The Short Answer

In Bloomington, Indiana, your landlord is legally responsible for getting rid of bed bugs because they're a habitability issue—meaning your rental has to be fit for living in.

If your landlord ignores the problem or drags their feet, you've got legal options, but you need to act fast and document everything.

Here's the thing: bed bugs are a landlord problem, not a tenant problem

Indiana law doesn't have a specific statute that says "bed bugs" out loud, but that's kind of the point. Under Indiana Code § 32-31-3-2, every landlord must maintain rental property in a habitable condition. That means the place has to be safe, sanitary, and free from conditions that'd make a reasonable person not want to live there. Bed bugs absolutely qualify. They're not some minor cosmetic issue—they bite you while you sleep, they spread to your furniture and clothes, and they're genuinely hard to get rid of. If your landlord knew about them (or should have known) and did nothing, that's a breach of the habitability standard.

The key word here is "knew or should have known."

Your landlord doesn't have to be psychic, but once you tell them, they can't pretend they didn't hear you. That's why your first move matters more than you'd think.

What you need to do right now

Document everything before you do anything else. Take photos of the bed bugs if you can (even blurry phone photos count), note the dates and rooms where you've seen them, and save any bites or skin reactions you develop. Then send your landlord a written notice—email is fine, but a text message is better because it creates a time-stamped record. Don't call and chat about it; write it down. In that notice, describe the problem specifically: "I've found bed bugs in my bedroom and living room as of [date]. I need you to arrange pest control treatment immediately."

Indiana doesn't require a specific number of days for your landlord to respond, but the standard across most of the country (and what courts expect) is prompt action—usually within 48 hours to a week for a serious habitability issue like this.

What happens if your landlord drags their feet

Look, this is where people get stuck and it costs them money.

If your landlord ignores your notice or just doesn't do anything meaningful, you've got a few paths forward. The first one is the most dramatic: under Indiana Code § 32-31-2-2, you can "repair and deduct." Basically, you hire a licensed pest control company yourself, pay for the treatment, and then deduct that cost from your rent. But—and this is a big but—you have to give your landlord reasonable notice first (your written notice counts), and you can only deduct the cost of the repair from your rent if the landlord didn't fix it within a reasonable time. You can't just hire someone and deduct without giving them a chance to do it themselves first. The repair-and-deduct remedy also has limits; you can't deduct more than the rent for that month, and some landlords will try to argue you didn't follow proper procedure.

A safer move is to contact the Bloomington Housing and Neighborhood Development (HAND) office or file a complaint with the city's Code Enforcement division. They can inspect your unit and confirm the habitability violation, which gives you official documentation if things escalate to small claims court or an eviction defense.

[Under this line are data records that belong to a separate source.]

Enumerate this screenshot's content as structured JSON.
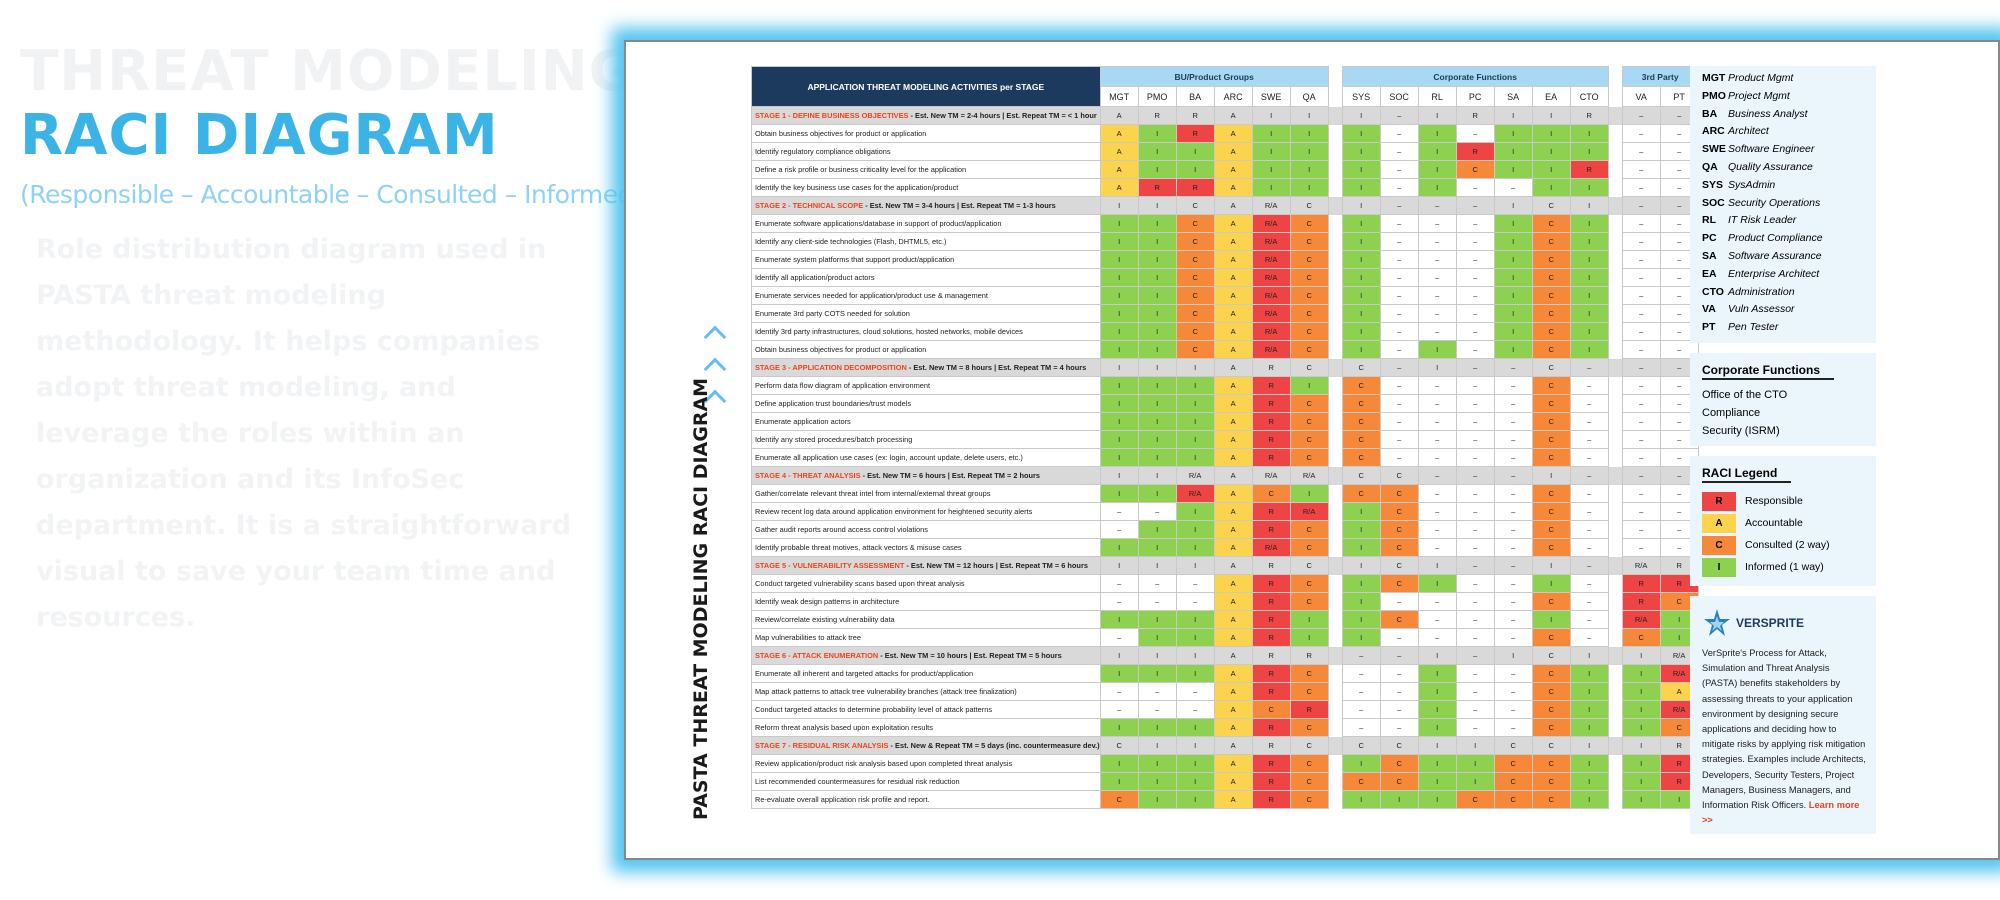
{
  "title_line1": "THREAT MODELING",
  "title_line2": "RACI DIAGRAM",
  "subtitle": "(Responsible – Accountable – Consulted – Informed)",
  "description": "Role distribution diagram used in PASTA threat modeling methodology. It helps companies adopt threat modeling, and leverage the roles within an organization and its InfoSec department. It is a straightforward visual to save your team time and resources.",
  "vertical_title": "PASTA THREAT MODELING RACI DIAGRAM",
  "colors": {
    "R": "#ef4444",
    "A": "#fbd34c",
    "C": "#f6883a",
    "I": "#8ed04f",
    "header": "#1c3a5e",
    "group": "#a8d8f2",
    "accent": "#3bb3e6",
    "glow": "#50c4f0"
  },
  "table": {
    "header_title": "APPLICATION THREAT MODELING ACTIVITIES per STAGE",
    "groups": [
      "BU/Product Groups",
      "Corporate Functions",
      "3rd Party"
    ],
    "columns": [
      [
        "MGT",
        "PMO",
        "BA",
        "ARC",
        "SWE",
        "QA"
      ],
      [
        "SYS",
        "SOC",
        "RL",
        "PC",
        "SA",
        "EA",
        "CTO"
      ],
      [
        "VA",
        "PT"
      ]
    ],
    "rows": [
      {
        "stage": true,
        "name": "STAGE 1 - DEFINE BUSINESS OBJECTIVES",
        "est": " - Est. New TM = 2-4 hours   |   Est. Repeat TM = < 1 hour",
        "v": [
          "A",
          "R",
          "R",
          "A",
          "I",
          "I",
          "I",
          "–",
          "I",
          "R",
          "I",
          "I",
          "R",
          "–",
          "–"
        ]
      },
      {
        "a": "Obtain business objectives for product or application",
        "v": [
          "A",
          "I",
          "R",
          "A",
          "I",
          "I",
          "I",
          "–",
          "I",
          "–",
          "I",
          "I",
          "I",
          "–",
          "–"
        ]
      },
      {
        "a": "Identify regulatory compliance obligations",
        "v": [
          "A",
          "I",
          "I",
          "A",
          "I",
          "I",
          "I",
          "–",
          "I",
          "R",
          "I",
          "I",
          "I",
          "–",
          "–"
        ]
      },
      {
        "a": "Define a risk profile or business criticality level for the application",
        "v": [
          "A",
          "I",
          "I",
          "A",
          "I",
          "I",
          "I",
          "–",
          "I",
          "C",
          "I",
          "I",
          "R",
          "–",
          "–"
        ]
      },
      {
        "a": "Identify the key business use cases for the application/product",
        "v": [
          "A",
          "R",
          "R",
          "A",
          "I",
          "I",
          "I",
          "–",
          "I",
          "–",
          "–",
          "I",
          "I",
          "–",
          "–"
        ]
      },
      {
        "stage": true,
        "name": "STAGE 2 - TECHNICAL SCOPE",
        "est": " - Est. New TM = 3-4 hours   |   Est. Repeat TM = 1-3 hours",
        "v": [
          "I",
          "I",
          "C",
          "A",
          "R/A",
          "C",
          "I",
          "–",
          "–",
          "–",
          "I",
          "C",
          "I",
          "–",
          "–"
        ]
      },
      {
        "a": "Enumerate software applications/database in support of product/application",
        "v": [
          "I",
          "I",
          "C",
          "A",
          "R/A",
          "C",
          "I",
          "–",
          "–",
          "–",
          "I",
          "C",
          "I",
          "–",
          "–"
        ]
      },
      {
        "a": "Identify any client-side technologies (Flash, DHTML5, etc.)",
        "v": [
          "I",
          "I",
          "C",
          "A",
          "R/A",
          "C",
          "I",
          "–",
          "–",
          "–",
          "I",
          "C",
          "I",
          "–",
          "–"
        ]
      },
      {
        "a": "Enumerate system platforms that support product/application",
        "v": [
          "I",
          "I",
          "C",
          "A",
          "R/A",
          "C",
          "I",
          "–",
          "–",
          "–",
          "I",
          "C",
          "I",
          "–",
          "–"
        ]
      },
      {
        "a": "Identify all application/product actors",
        "v": [
          "I",
          "I",
          "C",
          "A",
          "R/A",
          "C",
          "I",
          "–",
          "–",
          "–",
          "I",
          "C",
          "I",
          "–",
          "–"
        ]
      },
      {
        "a": "Enumerate services needed for application/product use & management",
        "v": [
          "I",
          "I",
          "C",
          "A",
          "R/A",
          "C",
          "I",
          "–",
          "–",
          "–",
          "I",
          "C",
          "I",
          "–",
          "–"
        ]
      },
      {
        "a": "Enumerate 3rd party COTS needed for solution",
        "v": [
          "I",
          "I",
          "C",
          "A",
          "R/A",
          "C",
          "I",
          "–",
          "–",
          "–",
          "I",
          "C",
          "I",
          "–",
          "–"
        ]
      },
      {
        "a": "Identify 3rd party infrastructures, cloud solutions, hosted networks, mobile devices",
        "v": [
          "I",
          "I",
          "C",
          "A",
          "R/A",
          "C",
          "I",
          "–",
          "–",
          "–",
          "I",
          "C",
          "I",
          "–",
          "–"
        ]
      },
      {
        "a": "Obtain business objectives for product or application",
        "v": [
          "I",
          "I",
          "C",
          "A",
          "R/A",
          "C",
          "I",
          "–",
          "I",
          "–",
          "I",
          "C",
          "I",
          "–",
          "–"
        ]
      },
      {
        "stage": true,
        "name": "STAGE 3 - APPLICATION DECOMPOSITION",
        "est": " - Est. New TM = 8 hours   |   Est. Repeat TM = 4 hours",
        "v": [
          "I",
          "I",
          "I",
          "A",
          "R",
          "C",
          "C",
          "–",
          "I",
          "–",
          "–",
          "C",
          "–",
          "–",
          "–"
        ]
      },
      {
        "a": "Perform data flow diagram of application environment",
        "v": [
          "I",
          "I",
          "I",
          "A",
          "R",
          "I",
          "C",
          "–",
          "–",
          "–",
          "–",
          "C",
          "–",
          "–",
          "–"
        ]
      },
      {
        "a": "Define application trust boundaries/trust models",
        "v": [
          "I",
          "I",
          "I",
          "A",
          "R",
          "C",
          "C",
          "–",
          "–",
          "–",
          "–",
          "C",
          "–",
          "–",
          "–"
        ]
      },
      {
        "a": "Enumerate application actors",
        "v": [
          "I",
          "I",
          "I",
          "A",
          "R",
          "C",
          "C",
          "–",
          "–",
          "–",
          "–",
          "C",
          "–",
          "–",
          "–"
        ]
      },
      {
        "a": "Identify any stored procedures/batch processing",
        "v": [
          "I",
          "I",
          "I",
          "A",
          "R",
          "C",
          "C",
          "–",
          "–",
          "–",
          "–",
          "C",
          "–",
          "–",
          "–"
        ]
      },
      {
        "a": "Enumerate all application use cases (ex: login, account update, delete users, etc.)",
        "v": [
          "I",
          "I",
          "I",
          "A",
          "R",
          "C",
          "C",
          "–",
          "–",
          "–",
          "–",
          "C",
          "–",
          "–",
          "–"
        ]
      },
      {
        "stage": true,
        "name": "STAGE 4 - THREAT ANALYSIS",
        "est": " - Est. New TM = 6 hours   |   Est. Repeat TM = 2 hours",
        "v": [
          "I",
          "I",
          "R/A",
          "A",
          "R/A",
          "R/A",
          "C",
          "C",
          "–",
          "–",
          "–",
          "I",
          "–",
          "–",
          "–"
        ]
      },
      {
        "a": "Gather/correlate relevant threat intel from internal/external threat groups",
        "v": [
          "I",
          "I",
          "R/A",
          "A",
          "C",
          "I",
          "C",
          "C",
          "–",
          "–",
          "–",
          "C",
          "–",
          "–",
          "–"
        ]
      },
      {
        "a": "Review recent log data around application environment for heightened security alerts",
        "v": [
          "–",
          "–",
          "I",
          "A",
          "R",
          "R/A",
          "I",
          "C",
          "–",
          "–",
          "–",
          "C",
          "–",
          "–",
          "–"
        ]
      },
      {
        "a": "Gather audit reports around access control violations",
        "v": [
          "–",
          "I",
          "I",
          "A",
          "R",
          "C",
          "I",
          "C",
          "–",
          "–",
          "–",
          "C",
          "–",
          "–",
          "–"
        ]
      },
      {
        "a": "Identify probable threat motives, attack vectors & misuse cases",
        "v": [
          "I",
          "I",
          "I",
          "A",
          "R/A",
          "C",
          "I",
          "C",
          "–",
          "–",
          "–",
          "C",
          "–",
          "–",
          "–"
        ]
      },
      {
        "stage": true,
        "name": "STAGE 5 - VULNERABILITY ASSESSMENT",
        "est": " - Est. New TM = 12 hours   |   Est. Repeat TM = 6 hours",
        "v": [
          "I",
          "I",
          "I",
          "A",
          "R",
          "C",
          "I",
          "C",
          "I",
          "–",
          "–",
          "I",
          "–",
          "R/A",
          "R"
        ]
      },
      {
        "a": "Conduct targeted vulnerability scans based upon threat analysis",
        "v": [
          "–",
          "–",
          "–",
          "A",
          "R",
          "C",
          "I",
          "C",
          "I",
          "–",
          "–",
          "I",
          "–",
          "R",
          "R"
        ]
      },
      {
        "a": "Identify weak design patterns in architecture",
        "v": [
          "–",
          "–",
          "–",
          "A",
          "R",
          "C",
          "I",
          "–",
          "–",
          "–",
          "–",
          "C",
          "–",
          "R",
          "C"
        ]
      },
      {
        "a": "Review/correlate existing vulnerability data",
        "v": [
          "I",
          "I",
          "I",
          "A",
          "R",
          "I",
          "I",
          "C",
          "–",
          "–",
          "–",
          "I",
          "–",
          "R/A",
          "I"
        ]
      },
      {
        "a": "Map vulnerabilities to attack tree",
        "v": [
          "–",
          "I",
          "I",
          "A",
          "R",
          "I",
          "I",
          "–",
          "–",
          "–",
          "–",
          "C",
          "–",
          "C",
          "I"
        ]
      },
      {
        "stage": true,
        "name": "STAGE 6 - ATTACK ENUMERATION",
        "est": " - Est. New TM = 10 hours   |   Est. Repeat TM = 5 hours",
        "v": [
          "I",
          "I",
          "I",
          "A",
          "R",
          "R",
          "–",
          "–",
          "I",
          "–",
          "I",
          "C",
          "I",
          "I",
          "R/A"
        ]
      },
      {
        "a": "Enumerate all inherent and targeted attacks for product/application",
        "v": [
          "I",
          "I",
          "I",
          "A",
          "R",
          "C",
          "–",
          "–",
          "I",
          "–",
          "–",
          "C",
          "I",
          "I",
          "R/A"
        ]
      },
      {
        "a": "Map attack patterns to attack tree vulnerability branches (attack tree finalization)",
        "v": [
          "–",
          "–",
          "–",
          "A",
          "R",
          "C",
          "–",
          "–",
          "I",
          "–",
          "–",
          "C",
          "I",
          "I",
          "A"
        ]
      },
      {
        "a": "Conduct targeted attacks to determine probability level of attack patterns",
        "v": [
          "–",
          "–",
          "–",
          "A",
          "C",
          "R",
          "–",
          "–",
          "I",
          "–",
          "–",
          "C",
          "I",
          "I",
          "R/A"
        ]
      },
      {
        "a": "Reform threat analysis based upon exploitation results",
        "v": [
          "I",
          "I",
          "I",
          "A",
          "R",
          "C",
          "–",
          "–",
          "I",
          "–",
          "–",
          "C",
          "I",
          "I",
          "C"
        ]
      },
      {
        "stage": true,
        "name": "STAGE 7 - RESIDUAL RISK ANALYSIS",
        "est": " - Est. New & Repeat TM = 5 days (inc. countermeasure dev.)",
        "v": [
          "C",
          "I",
          "I",
          "A",
          "R",
          "C",
          "C",
          "C",
          "I",
          "I",
          "C",
          "C",
          "I",
          "I",
          "R"
        ]
      },
      {
        "a": "Review application/product risk analysis based upon completed threat analysis",
        "v": [
          "I",
          "I",
          "I",
          "A",
          "R",
          "C",
          "I",
          "C",
          "I",
          "I",
          "C",
          "C",
          "I",
          "I",
          "R"
        ]
      },
      {
        "a": "List recommended countermeasures for residual risk reduction",
        "v": [
          "I",
          "I",
          "I",
          "A",
          "R",
          "C",
          "C",
          "C",
          "I",
          "I",
          "C",
          "C",
          "I",
          "I",
          "R"
        ]
      },
      {
        "a": "Re-evaluate overall application risk profile and report.",
        "v": [
          "C",
          "I",
          "I",
          "A",
          "R",
          "C",
          "I",
          "I",
          "I",
          "C",
          "C",
          "C",
          "I",
          "I",
          "I"
        ]
      }
    ]
  },
  "roles": [
    {
      "code": "MGT",
      "name": "Product Mgmt"
    },
    {
      "code": "PMO",
      "name": "Project Mgmt"
    },
    {
      "code": "BA",
      "name": "Business Analyst"
    },
    {
      "code": "ARC",
      "name": "Architect"
    },
    {
      "code": "SWE",
      "name": "Software Engineer"
    },
    {
      "code": "QA",
      "name": "Quality Assurance"
    },
    {
      "code": "SYS",
      "name": "SysAdmin"
    },
    {
      "code": "SOC",
      "name": "Security Operations"
    },
    {
      "code": "RL",
      "name": "IT Risk Leader"
    },
    {
      "code": "PC",
      "name": "Product Compliance"
    },
    {
      "code": "SA",
      "name": "Software Assurance"
    },
    {
      "code": "EA",
      "name": "Enterprise Architect"
    },
    {
      "code": "CTO",
      "name": "Administration"
    },
    {
      "code": "VA",
      "name": "Vuln Assessor"
    },
    {
      "code": "PT",
      "name": "Pen Tester"
    }
  ],
  "corporate": {
    "title": "Corporate Functions",
    "items": [
      "Office of the CTO",
      "Compliance",
      "Security (ISRM)"
    ]
  },
  "legend": {
    "title": "RACI Legend",
    "items": [
      {
        "code": "R",
        "label": "Responsible"
      },
      {
        "code": "A",
        "label": "Accountable"
      },
      {
        "code": "C",
        "label": "Consulted (2 way)"
      },
      {
        "code": "I",
        "label": "Informed (1 way)"
      }
    ]
  },
  "brand": {
    "name": "VERSPRITE",
    "blurb": "VerSprite's Process for Attack, Simulation and Threat Analysis (PASTA) benefits stakeholders by assessing threats to your application environment by designing secure applications and deciding how to mitigate risks by applying risk mitigation strategies. Examples include Architects, Developers, Security Testers, Project Managers, Business Managers, and Information Risk Officers.",
    "more": "Learn more >>"
  }
}
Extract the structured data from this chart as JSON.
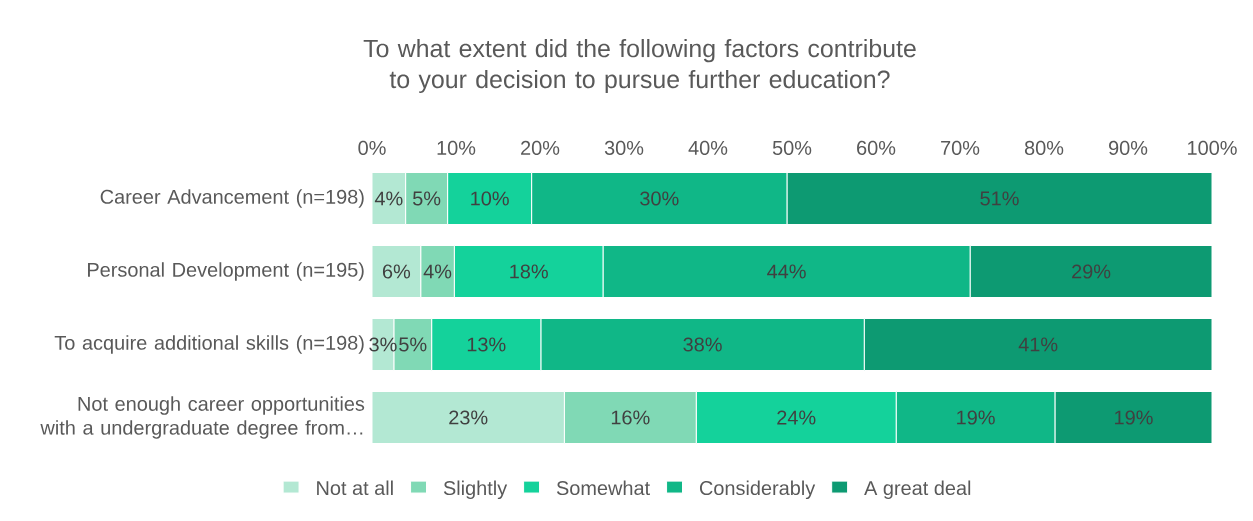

If your landlord retaliates—meaning they try to evict you or raise your rent because you complained about bed bugs—Indiana law has your back. Indiana Code § 32-31-3-4 specifically prohibits retaliation within six months of you complaining about a habitability violation. If they retaliate, you can use that as a defense in an eviction case, and in some situations you can sue for damages.

The real cost of waiting

Here's what people don't realize: every day you wait, the bed bug problem gets worse and more expensive to fix. A single bed bug infestation can spread to your belongings, and if you move apartments, you might accidentally bring them with you (no judgment—it happens to clean people too). Your health suffers because you're not sleeping well, and the psychological stress is real and documented.

More importantly, if you don't document the problem and communicate it to your landlord in writing, you lose leverage fast. Your landlord can later claim they didn't know about it, and your "I told them in person three weeks ago" story becomes a he-said-she-said. Courts need evidence. You need a paper trail. That's why that first written notice isn't just helpful—it's essential.

If the infestation gets severe enough and your landlord genuinely refuses to address it, you might have grounds to break your lease without penalty. Indiana courts recognize "constructive eviction"—the idea that the unit became so uninhabitable that you had no choice but to leave. But proving that takes documentation and usually involves a conversation with a local tenant rights organization first.

What you should do today

Send your landlord a written notice (email or text) describing the bed bugs and when you discovered them. Keep that message. Then call the Bloomington HAND office at (812) 349-3423 or visit their website to see what complaint process they use for habitability issues. They can guide you through next steps and help you understand your options in your specific situation. Don't wait for the problem to solve itself—it won't.